Economic Rent

Economic Rent

Economic Rent or Economic surplus. The earnings of a factor of production in excess of the minimum sum necessary to keep it in its existing use and prevent it moving to other uses (the 'supply price'). This minimum sum will depend on employment opportunities available to the factor elsewhere: hence it is also described as 'opportunity cost' or 'transfer earnings'. These will be larger (and thus the element of economic surplus in earnings smaller) the more adaptable the factor, the longer the period of time considered, the more narrowly alternative occupations are defined and (with human resources) the more similar people's attitudes are towards uncertainty.

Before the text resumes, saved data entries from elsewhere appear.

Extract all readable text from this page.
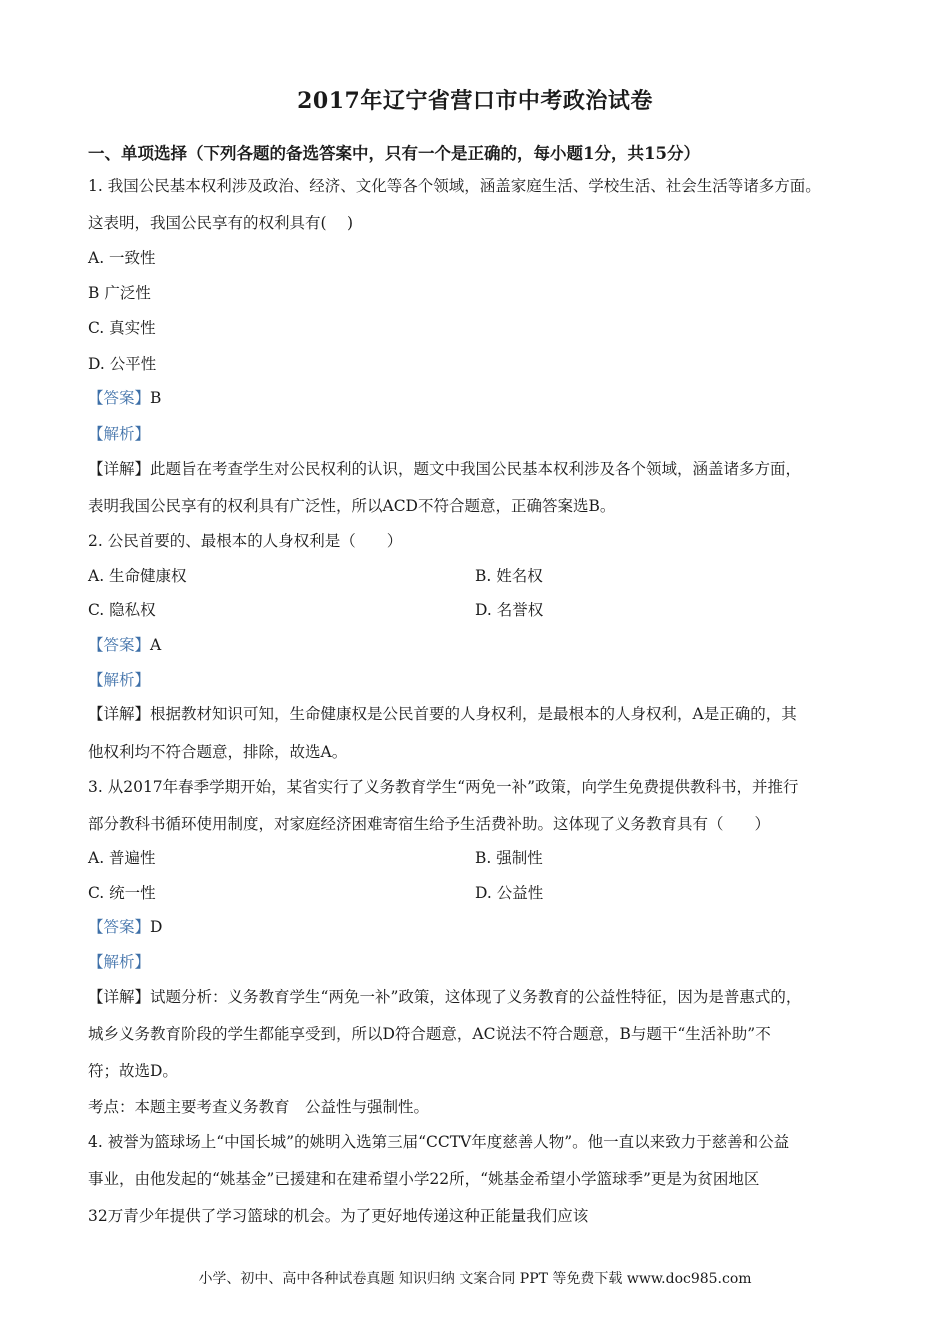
2017年辽宁省营口市中考政治试卷
一、单项选择（下列各题的备选答案中，只有一个是正确的，每小题1分，共15分）
1. 我国公民基本权利涉及政治、经济、文化等各个领域，涵盖家庭生活、学校生活、社会生活等诸多方面。
这表明，我国公民享有的权利具有(　 )
A. 一致性
B 广泛性
C. 真实性
D. 公平性
【答案】B
【解析】
【详解】此题旨在考查学生对公民权利的认识，题文中我国公民基本权利涉及各个领域，涵盖诸多方面，
表明我国公民享有的权利具有广泛性，所以ACD不符合题意，正确答案选B。
2. 公民首要的、最根本的人身权利是（　　）
A. 生命健康权	B. 姓名权
C. 隐私权	D. 名誉权
【答案】A
【解析】
【详解】根据教材知识可知，生命健康权是公民首要的人身权利，是最根本的人身权利，A是正确的，其
他权利均不符合题意，排除，故选A。
3. 从2017年春季学期开始，某省实行了义务教育学生“两免一补”政策，向学生免费提供教科书，并推行
部分教科书循环使用制度，对家庭经济困难寄宿生给予生活费补助。这体现了义务教育具有（　　）
A. 普遍性	B. 强制性
C. 统一性	D. 公益性
【答案】D
【解析】
【详解】试题分析：义务教育学生“两免一补”政策，这体现了义务教育的公益性特征，因为是普惠式的，
城乡义务教育阶段的学生都能享受到，所以D符合题意，AC说法不符合题意，B与题干“生活补助”不
符；故选D。
考点：本题主要考查义务教育　公益性与强制性。
4. 被誉为篮球场上“中国长城”的姚明入选第三届“CCTV年度慈善人物”。他一直以来致力于慈善和公益
事业，由他发起的“姚基金”已援建和在建希望小学22所，“姚基金希望小学篮球季”更是为贫困地区
32万青少年提供了学习篮球的机会。为了更好地传递这种正能量我们应该
小学、初中、高中各种试卷真题 知识归纳 文案合同 PPT 等免费下载 www.doc985.com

The use of a factor of production winch is completely specific (adaptable to only one use) requires no alternatives to be forgone: its opportunity cost is nothing, and the whole of its earnings are economic surplus as defined above, the amount depending on the extent of the demand for the available supply of the factor. If all possible uses of land are regarded as one kind of employment, the earnings of the fixed supply of land are entirely economic rent: it has no supply price; it would still be there whether it earned anything or not. Hence the term rent is used to describe (by analogy) the earnings of any factor that is limited in supply and adaptable to only one use. The earnings of most factors include elements of economic rent, especially in periods of time so short that existing supplies can be neither adapted to other uses nor easily enlarged in response to falls or rises in demand.

The doctrine of economic surplus or rent has been used to support arguments for fiscal policies aimed at taxing incomes regarded as 'unearned' in this sense, particularly land rents and land values. In theory the effect of such taxation on the supply of, for example, land forthcoming for economic use would be nil (since it is a tax on pure surplus); but in practice the effects on the pattern of land use could be significant and the distribution of the tax among individuals uncertain. Moreover economic rent is now recognized as an element likely to enter into the incomes of all factors to some extent, rather than as a separate category of income earned only by one type of factor.(2) The term is also often used in the property market to mean a full market rent, i.e., a rent for residential, commercial or other real property sufficient to yield a rate of return on the capital at least equal to the return currently earned on other investments of comparable risk. It is sometimes used by local authorities that provide subsidized housing to mean the rent that would be sufficient to cover either actual or average annual loan charges and other outgoings. Alternatively, it is the rent currently being paid in the open market for similar (unsubsidized) accommodation.